LLM-Enhanced Order-Taking System for Quick Service Restaurants
Our partner is a technology company serving quick service restaurants (QSRs). Their primary goal is to streamline order-taking processes, improve accuracy, and scale across different brands and menu structures.
They approached us to explore whether Large Language Models (LLMs) could replace their existing custom-trained transformer models, which required significant effort for adaptation.
Solution
Unidatalab developed an LLM-powered solution that uses advanced language understanding to streamline order processing in real-time environments.
How it works
Instead of relying on brand-specific transformers, the system uses a fine-tuned GPT-4o-mini model hosted on Azure to process customer orders, extracting key entities such as menu items, modifiers, and quantities with high accuracy.
Our team developed a robust prompt engineering framework to guide the LLM in interpreting diverse customer inputs and order patterns.
We implemented multiple methods for calculating confidence scores for each recognized order state and extracted entity. Based on these scores, the system can trigger fallback mechanisms involving human staff for low-confidence cases.
Recognizing the importance of real-time performance, our team identified bottlenecks in the order-taking pipeline and applied optimizations to reduce inference times without sacrificing accuracy.
Our challenges:
Inconsistent accuracy across brands
The partner’s current order-taking system used custom transformer models trained on brand-specific data. While these models worked well for existing brands, scaling to new brands required effort for model preparation.
High latency in real-time environments
For QSR environments, quick response times are crucial. Our challenge was to design a pipeline that, without sacrificing accuracy, maintained an acceptable performance level.
Lack of reliable confidence scoring
Another challenge was ensuring reliable confidence scoring for intent recognition and entity extraction.

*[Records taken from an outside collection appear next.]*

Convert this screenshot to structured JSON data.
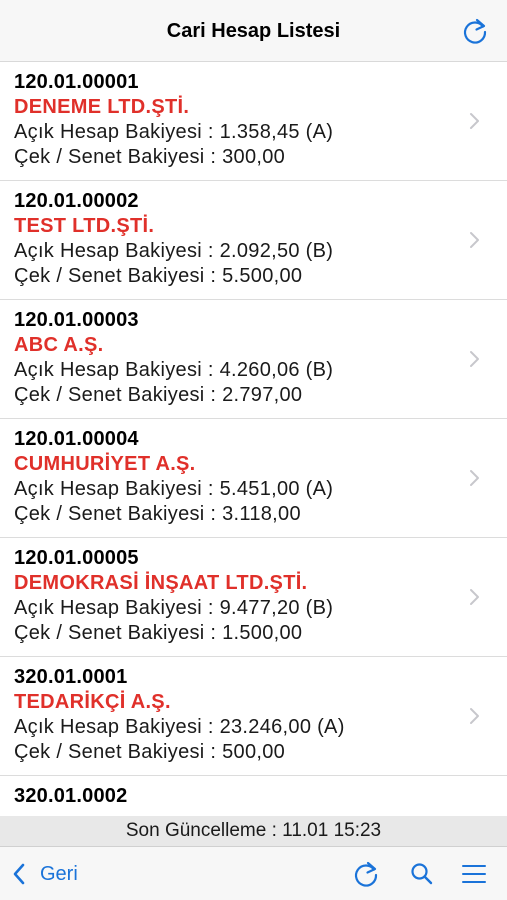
{
  "header": {
    "title": "Cari Hesap Listesi",
    "refresh_icon": "refresh-icon"
  },
  "accounts": [
    {
      "code": "120.01.00001",
      "name": "DENEME LTD.ŞTİ.",
      "open_balance": "Açık Hesap Bakiyesi : 1.358,45 (A)",
      "check_balance": "Çek / Senet Bakiyesi : 300,00"
    },
    {
      "code": "120.01.00002",
      "name": "TEST LTD.ŞTİ.",
      "open_balance": "Açık Hesap Bakiyesi : 2.092,50 (B)",
      "check_balance": "Çek / Senet Bakiyesi : 5.500,00"
    },
    {
      "code": "120.01.00003",
      "name": "ABC A.Ş.",
      "open_balance": "Açık Hesap Bakiyesi : 4.260,06 (B)",
      "check_balance": "Çek / Senet Bakiyesi : 2.797,00"
    },
    {
      "code": "120.01.00004",
      "name": "CUMHURİYET A.Ş.",
      "open_balance": "Açık Hesap Bakiyesi : 5.451,00 (A)",
      "check_balance": "Çek / Senet Bakiyesi : 3.118,00"
    },
    {
      "code": "120.01.00005",
      "name": "DEMOKRASİ İNŞAAT LTD.ŞTİ.",
      "open_balance": "Açık Hesap Bakiyesi : 9.477,20 (B)",
      "check_balance": "Çek / Senet Bakiyesi : 1.500,00"
    },
    {
      "code": "320.01.0001",
      "name": "TEDARİKÇİ A.Ş.",
      "open_balance": "Açık Hesap Bakiyesi : 23.246,00 (A)",
      "check_balance": "Çek / Senet Bakiyesi : 500,00"
    },
    {
      "code": "320.01.0002",
      "name": "",
      "open_balance": "",
      "check_balance": ""
    }
  ],
  "status": {
    "last_update": "Son Güncelleme : 11.01 15:23"
  },
  "toolbar": {
    "back_label": "Geri",
    "icons": [
      "chevron-left-icon",
      "refresh-icon",
      "search-icon",
      "menu-icon"
    ]
  },
  "colors": {
    "accent": "#1a73d9",
    "name_red": "#e0302a",
    "nav_bg": "#f7f7f7",
    "status_bg": "#e8e8e8"
  }
}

The existing system already included confidence scoring, which was essential for deferring to human agents in ambiguous or uncertain situations. Our task was to develop a similar approach for LLM-based models: one that matched or exceeded the accuracy of the current system, maintained acceptable performance speeds, and provided confidence scores to determine when to involve a human fallback.
Project stages
In the first stage, we conducted feasibility studies to assess the LLM’s performance in recognizing order state and extracting entities. We designed a data pipeline to process orders, experimented with various prompt structures, and benchmarked results to validate accuracy improvements over the existing system.
The second stage focused on integrating robust confidence scoring. We developed methods to estimate prediction confidence and defined thresholds for triggering human fallback in low-confidence scenarios. This ensured reliable and consistent service quality.
We optimized the latency of the system, fine-tuned configurations, and deployed the solution within a real-world QSR environment. Comprehensive testing ensured that latency improvements didn’t compromise accuracy or confidence scoring.